Fear of contagion has some investors pulling their capital from private credit funds.PPAMPicture/iStockPhoto / Getty Images
Alarm bells are ringing in the $2-trillion private credit industry, with investor concerns about the growing risk of default on private loans to software businesses, which may be disrupted by artificial intelligence and higher interest rates.
Fear of contagion in an increasingly interconnected financial system has some investors heading for the exits, pulling their capital from private credit funds from Blue Owl Capital Inc. OWL-N, BlackRock Inc. BLK-N, Blackstone Inc. BX-N and others.
Yet, the broad private credit sector is in better shape than the headline news presents, says Philipp Soummer, who manages the private credit fund at Chronicle Wealth, a Toronto-based multi-family office and asset management firm.
“It’s important to disambiguate the two key risks in private credit: liquidity and valuation,” Mr. Soummer says. “The second risk is far worse than the first. Right now, I’m not seeing anything regarding a deterioration of valuations or from a default perspective.”
What he sees is a gap between retail investors’ liquidity expectations and the way the funds are structured.

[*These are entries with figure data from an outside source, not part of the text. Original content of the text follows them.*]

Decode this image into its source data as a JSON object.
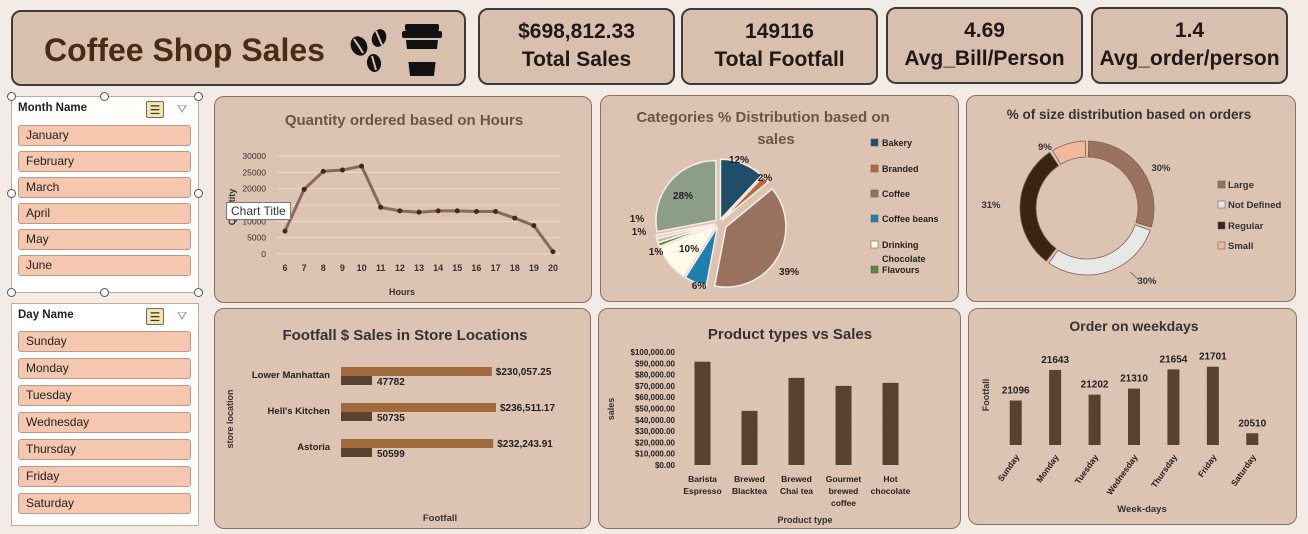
{
  "header": {
    "title": "Coffee Shop Sales",
    "icons": [
      "coffee-beans-icon",
      "coffee-cup-icon"
    ]
  },
  "kpis": [
    {
      "value": "$698,812.33",
      "label": "Total Sales"
    },
    {
      "value": "149116",
      "label": "Total Footfall"
    },
    {
      "value": "4.69",
      "label": "Avg_Bill/Person"
    },
    {
      "value": "1.4",
      "label": "Avg_order/person"
    }
  ],
  "month_slicer": {
    "title": "Month Name",
    "items": [
      "January",
      "February",
      "March",
      "April",
      "May",
      "June"
    ]
  },
  "day_slicer": {
    "title": "Day Name",
    "items": [
      "Sunday",
      "Monday",
      "Tuesday",
      "Wednesday",
      "Thursday",
      "Friday",
      "Saturday"
    ]
  },
  "tooltip": "Chart Title",
  "colors": {
    "card": "#d9bfae",
    "bar_dark": "#5a4230",
    "bar_light": "#a06a3c",
    "line": "#8a6a55"
  },
  "chart_data": [
    {
      "type": "line",
      "title": "Quantity ordered based on Hours",
      "xlabel": "Hours",
      "ylabel": "Quantity",
      "x": [
        6,
        7,
        8,
        9,
        10,
        11,
        12,
        13,
        14,
        15,
        16,
        17,
        18,
        19,
        20
      ],
      "values": [
        7000,
        19800,
        25300,
        25700,
        26900,
        14300,
        13200,
        12800,
        13200,
        13200,
        13000,
        13000,
        11000,
        8700,
        700
      ],
      "ylim": [
        0,
        30000
      ],
      "yticks": [
        "0",
        "5000",
        "10000",
        "15000",
        "20000",
        "25000",
        "30000"
      ],
      "grid": true
    },
    {
      "type": "pie",
      "title": "Categories % Distribution based on sales",
      "legend": [
        "Bakery",
        "Branded",
        "Coffee",
        "Coffee beans",
        "Drinking Chocolate",
        "Flavours"
      ],
      "slices": [
        {
          "name": "Bakery",
          "percent": 12,
          "label": "12%",
          "color": "#1f4e6b"
        },
        {
          "name": "Branded",
          "percent": 2,
          "label": "2%",
          "color": "#c0683a"
        },
        {
          "name": "Coffee",
          "percent": 39,
          "label": "39%",
          "color": "#9a7260"
        },
        {
          "name": "Coffee beans",
          "percent": 6,
          "label": "6%",
          "color": "#1e7fb0"
        },
        {
          "name": "Drinking Chocolate",
          "percent": 10,
          "label": "10%",
          "color": "#fffbe6"
        },
        {
          "name": "Flavours",
          "percent": 1,
          "label": "1%",
          "color": "#5a8a3a"
        },
        {
          "name": "",
          "percent": 1,
          "label": "1%",
          "color": "#c7b0a0"
        },
        {
          "name": "",
          "percent": 1,
          "label": "1%",
          "color": "#e6d2c2"
        },
        {
          "name": "",
          "percent": 28,
          "label": "28%",
          "color": "#8c9e88"
        }
      ],
      "legend_position": "right"
    },
    {
      "type": "pie",
      "title": "% of size distribution based on orders",
      "legend": [
        "Large",
        "Not Defined",
        "Regular",
        "Small"
      ],
      "slices": [
        {
          "name": "Large",
          "percent": 30,
          "label": "30%",
          "color": "#9a7260"
        },
        {
          "name": "Not Defined",
          "percent": 30,
          "label": "30%",
          "color": "#e8e8e8"
        },
        {
          "name": "Regular",
          "percent": 31,
          "label": "31%",
          "color": "#3a2414"
        },
        {
          "name": "Small",
          "percent": 9,
          "label": "9%",
          "color": "#f2b89c"
        }
      ],
      "legend_position": "right"
    },
    {
      "type": "bar",
      "title": "Footfall $ Sales in Store Locations",
      "xlabel": "Footfall",
      "ylabel": "store location",
      "categories": [
        "Lower Manhattan",
        "Hell's Kitchen",
        "Astoria"
      ],
      "series": [
        {
          "values": [
            230057.25,
            236511.17,
            232243.91
          ],
          "labels": [
            "$230,057.25",
            "$236,511.17",
            "$232,243.91"
          ]
        },
        {
          "values": [
            47782,
            50735,
            50599
          ],
          "labels": [
            "47782",
            "50735",
            "50599"
          ]
        }
      ]
    },
    {
      "type": "bar",
      "title": "Product types vs Sales",
      "xlabel": "Product type",
      "ylabel": "sales",
      "categories": [
        "Barista Espresso",
        "Brewed Blacktea",
        "Brewed Chai tea",
        "Gourmet brewed coffee",
        "Hot chocolate"
      ],
      "category_lines": [
        [
          "Barista",
          "Espresso"
        ],
        [
          "Brewed",
          "Blacktea"
        ],
        [
          "Brewed",
          "Chai tea"
        ],
        [
          "Gourmet",
          "brewed",
          "coffee"
        ],
        [
          "Hot",
          "chocolate"
        ]
      ],
      "values": [
        91400,
        47900,
        77100,
        70000,
        72700
      ],
      "ylim": [
        0,
        100000
      ],
      "yticks": [
        "$0.00",
        "$10,000.00",
        "$20,000.00",
        "$30,000.00",
        "$40,000.00",
        "$50,000.00",
        "$60,000.00",
        "$70,000.00",
        "$80,000.00",
        "$90,000.00",
        "$100,000.00"
      ],
      "grid": true
    },
    {
      "type": "bar",
      "title": "Order on weekdays",
      "xlabel": "Week-days",
      "ylabel": "Footfall",
      "categories": [
        "Sunday",
        "Monday",
        "Tuesday",
        "Wednesday",
        "Thursday",
        "Friday",
        "Saturday"
      ],
      "values": [
        21096,
        21643,
        21202,
        21310,
        21654,
        21701,
        20510
      ],
      "labels": [
        "21096",
        "21643",
        "21202",
        "21310",
        "21654",
        "21701",
        "20510"
      ],
      "ylim": [
        20300,
        21750
      ],
      "grid": true
    }
  ]
}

“These funds have effectively democratized access to both private equity and private credit for non-institutional investors. As an advisor or investor, you need to understand the terms of the fund you are buying,” he says.
“Investors want both the upside from the illiquidity, and they want the yield premium. You have to pick one.”
Victor Kuntzevitsky, portfolio manager with Stonehaven Private Counsel at Wellington-Altus Private Counsel Inc. in Aurora, Ont., sees the current anxiety in the sector as a sign of a maturing market, not a reason to run for the exits.
“The current turmoil in private credit is visible, but it’s orderly, and exactly what the structure of semi-liquid private credit markets was built to handle,” he says.
However, Mr. Kuntzevitsky faults the way these investments have been marketed as offering an attractive yield while “being like an ATM, where funds could be withdrawn at any time.”
He points out that some Canadian legacy credit funds had excessively liberal liquidity terms in which investors could request their money back within two weeks to a month.
“There was a mismatch between the loans the funds held compared to the redemption terms they offered,” he says. “When these funds were overwhelmed with redemptions, they didn’t have enough cash on hand and were forced to gate, preventing further withdrawals.”
Mr. Kuntzevitsky says the risk of contagion in private credit funds is higher in Canada because of the large overlap of advisors and investors in these funds: “If one fund gates, the advisor might think, ‘If this fund has issues, I’m going to submit redemptions in the other funds, too.’”
Another contributing factor to contagion is career risk, Mr. Soummer says. If an advisor thinks there’s even a 1 per cent chance of a broader problem in private credit, “they will take liquidity now, earning less for their client but not losing their job.”
Whether the average investor should even own private assets is debatable.
Steve Balaban, chief investment officer of Mink Capital and founder of Mink Learning, at which he trains family offices and advisors globally on private equity and debt investing, says there are some long-term benefits to having “something steady in a portfolio,” which private markets can provide.
He also points out that most of the world’s companies are privately held and exposure to them offers portfolio diversification at a time when the S&P 500 is increasingly concentrated among large technology companies.
However, Mr. Balaban questions the high fees of private credit funds. And while family offices and other institutional investors have the assets and expertise to make direct loans to companies they understand, retail investors lack transparency on the borrowers and loan structures, he adds.
Because private investments are more opaque by nature, the amount of due diligence and ongoing monitoring tends to be labour-intensive, Mr. Soummer says.
Investors must understand the types of loans and where they sit in the capital structure – including the amount and type of leverage and the collateral backing the loan, the nature of the borrower’s business, and the covenants and other legal documents.
Mr. Kuntzevitsky disputes the marketing pitch that multi-asset-class portfolios are essential for every investor.
For those looking to invest new capital, he prefers the expected risk/reward of publicly listed credit funds, some of which have similar holdings to private funds but carry market valuations currently 30 to 50 per cent lower.